13. What does the change in the score for the motif in the mutant protein (compared with the score for the motif in the normal protein) mean?

1. Decreased score means that the sequence in the mutant protein is less similar to the motif sequence as appears in the database.
2. Decreased score means that the sequence in the mutant protein is more similar to the motif sequence as appears in the database.
3. Increased score means that the sequence in the mutant protein is less similar to the motif sequence as appears in the database.
4. Increased score means that the sequence in the mutant protein is more similar to the motif sequence as appears in the database.

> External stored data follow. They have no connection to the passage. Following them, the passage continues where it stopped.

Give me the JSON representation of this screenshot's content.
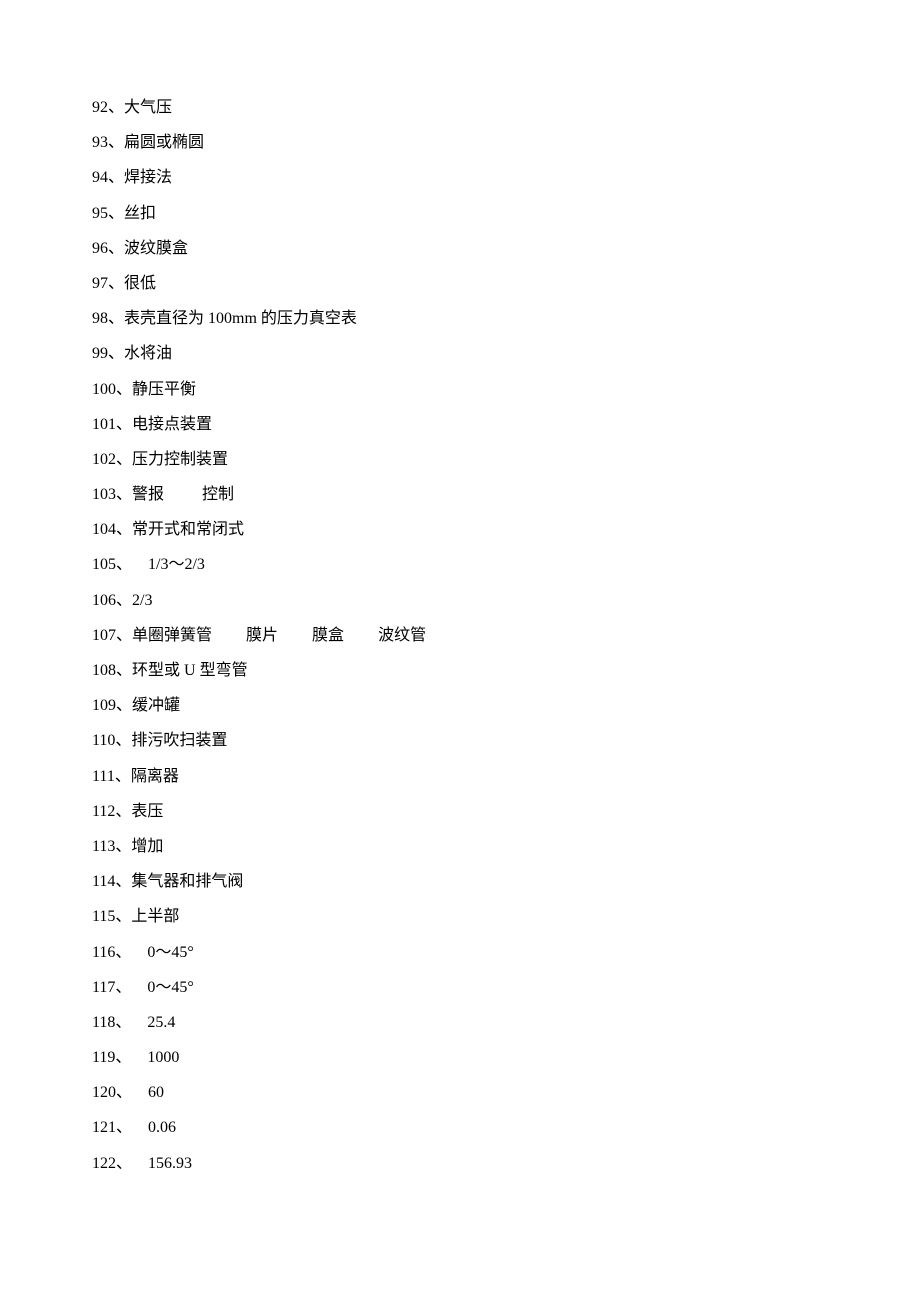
{
  "items": [
    {
      "num": "92",
      "sep": "、",
      "text": "大气压"
    },
    {
      "num": "93",
      "sep": "、",
      "text": "扁圆或椭圆"
    },
    {
      "num": "94",
      "sep": "、",
      "text": "焊接法"
    },
    {
      "num": "95",
      "sep": "、",
      "text": "丝扣"
    },
    {
      "num": "96",
      "sep": "、",
      "text": "波纹膜盒"
    },
    {
      "num": "97",
      "sep": "、",
      "text": "很低"
    },
    {
      "num": "98",
      "sep": "、",
      "text": "表壳直径为 100mm 的压力真空表"
    },
    {
      "num": "99",
      "sep": "、",
      "text": "水将油"
    },
    {
      "num": "100",
      "sep": "、",
      "text": "静压平衡"
    },
    {
      "num": "101",
      "sep": "、",
      "text": "电接点装置"
    },
    {
      "num": "102",
      "sep": "、",
      "text": "压力控制装置"
    },
    {
      "num": "103",
      "sep": "、",
      "parts": [
        "警报",
        "控制"
      ],
      "gap": "gap-mid"
    },
    {
      "num": "104",
      "sep": "、",
      "text": "常开式和常闭式"
    },
    {
      "num": "105",
      "sep": "、",
      "pre": " ",
      "text": "1/3～2/3"
    },
    {
      "num": "106",
      "sep": "、",
      "text": "2/3"
    },
    {
      "num": "107",
      "sep": "、",
      "parts": [
        "单圈弹簧管",
        "膜片",
        "膜盒",
        "波纹管"
      ],
      "gap": "gap-large"
    },
    {
      "num": "108",
      "sep": "、",
      "text": "环型或 U 型弯管"
    },
    {
      "num": "109",
      "sep": "、",
      "text": "缓冲罐"
    },
    {
      "num": "110",
      "sep": "、",
      "text": "排污吹扫装置"
    },
    {
      "num": "111",
      "sep": "、",
      "text": "隔离器"
    },
    {
      "num": "112",
      "sep": "、",
      "text": "表压"
    },
    {
      "num": "113",
      "sep": "、",
      "text": "增加"
    },
    {
      "num": "114",
      "sep": "、",
      "text": "集气器和排气阀"
    },
    {
      "num": "115",
      "sep": "、",
      "text": "上半部"
    },
    {
      "num": "116",
      "sep": "、",
      "pre": " ",
      "text": "0～45°"
    },
    {
      "num": "117",
      "sep": "、",
      "pre": " ",
      "text": "0～45°"
    },
    {
      "num": "118",
      "sep": "、",
      "pre": " ",
      "text": "25.4"
    },
    {
      "num": "119",
      "sep": "、",
      "pre": " ",
      "text": "1000"
    },
    {
      "num": "120",
      "sep": "、",
      "pre": " ",
      "text": "60"
    },
    {
      "num": "121",
      "sep": "、",
      "pre": " ",
      "text": "0.06"
    },
    {
      "num": "122",
      "sep": "、",
      "pre": " ",
      "text": "156.93"
    }
  ]
}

The answer is: A. The higher the score is, the higher is the sequence similarity between the sequence in the query protein and the sequence of the motif as is deposited in the database. The mutation F508del leads to a decrease in the score calculated for the first ATP binding motif, thus we can assume that due to the mutation the sequence of the motif in the mutant protein is less similar to the sequence of the motif in the database.

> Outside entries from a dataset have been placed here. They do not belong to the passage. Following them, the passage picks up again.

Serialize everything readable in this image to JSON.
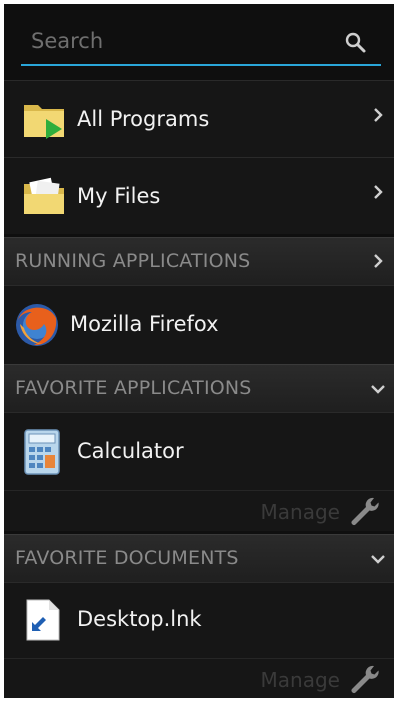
{
  "search": {
    "placeholder": "Search"
  },
  "nav_items": [
    {
      "label": "All Programs",
      "icon": "folder-play-icon"
    },
    {
      "label": "My Files",
      "icon": "folder-documents-icon"
    }
  ],
  "sections": {
    "running": {
      "label": "RUNNING APPLICATIONS",
      "icon": "chevron-right-icon"
    },
    "favorites": {
      "label": "FAVORITE APPLICATIONS",
      "icon": "chevron-down-icon"
    },
    "documents": {
      "label": "FAVORITE DOCUMENTS",
      "icon": "chevron-down-icon"
    }
  },
  "running_apps": [
    {
      "label": "Mozilla Firefox",
      "icon": "firefox-icon"
    }
  ],
  "favorite_apps": [
    {
      "label": "Calculator",
      "icon": "calculator-icon"
    }
  ],
  "favorite_docs": [
    {
      "label": "Desktop.lnk",
      "icon": "shortcut-file-icon"
    }
  ],
  "manage_label": "Manage",
  "colors": {
    "accent": "#2aa6d9",
    "background": "#0f0f0f",
    "text": "#f2f2f2"
  }
}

Teachers: Answers A and D are both basically correct but in our case the mutation leads to a decreased similarity score, and not increased, and thus answer A is the best choice.

A basic assumption in bioinformatics is that homology between amino acid sequences may reflect three-dimensional structural and functional similarities between proteins. Sequences that are essential for the structure or function of proteins are usually evolutionary conserved and accumulated fewer mutations throughout evolution. In fact, in order to determine a sequence for a particular motif, Prosite compares conserved segments of protein sequences which structure or function is already established. When scanning a query sequence through the motif database, higher scores are given if higher sequence similarities are obtained.
Even though the decrease in score is not so significant, given that only one amino acid out of over 220 amino acids in the motif is missing, it is often enough to impair the protein function. In this case, it was found that due to the missing amino acid, phenylalanine in position 508, the protein does not fold properly, which leads to its degradation. As a result, there is almost no active protein available at the cell membrane.
We can now map the effect of the F508del mutation on the protein motifs in CFTR (Figure 5).

Figure 5: The position of the missing amino acid in the F508del mutant CFTR protein.

Prosite – based analysis revealed that the amino acid phenylalanine in position 508 is part of the ATP binding motif (ABC_TRANSPORTER_2) at the N terminal end of the protein (the beginning of the sequence). Due to a mutation that causes an amino acid deficiency in this position, compared to the motif in the normal protein, the motif sequence in the mutant protein is less similar to the sequence that appears in the database, reflected by a lower similarity score. The change in sequence leads to an abnormal folding of the protein and its degradation. Because of very low production of the normal protein that is active in the cell membrane, the patients suffer from severe symptoms of the disease.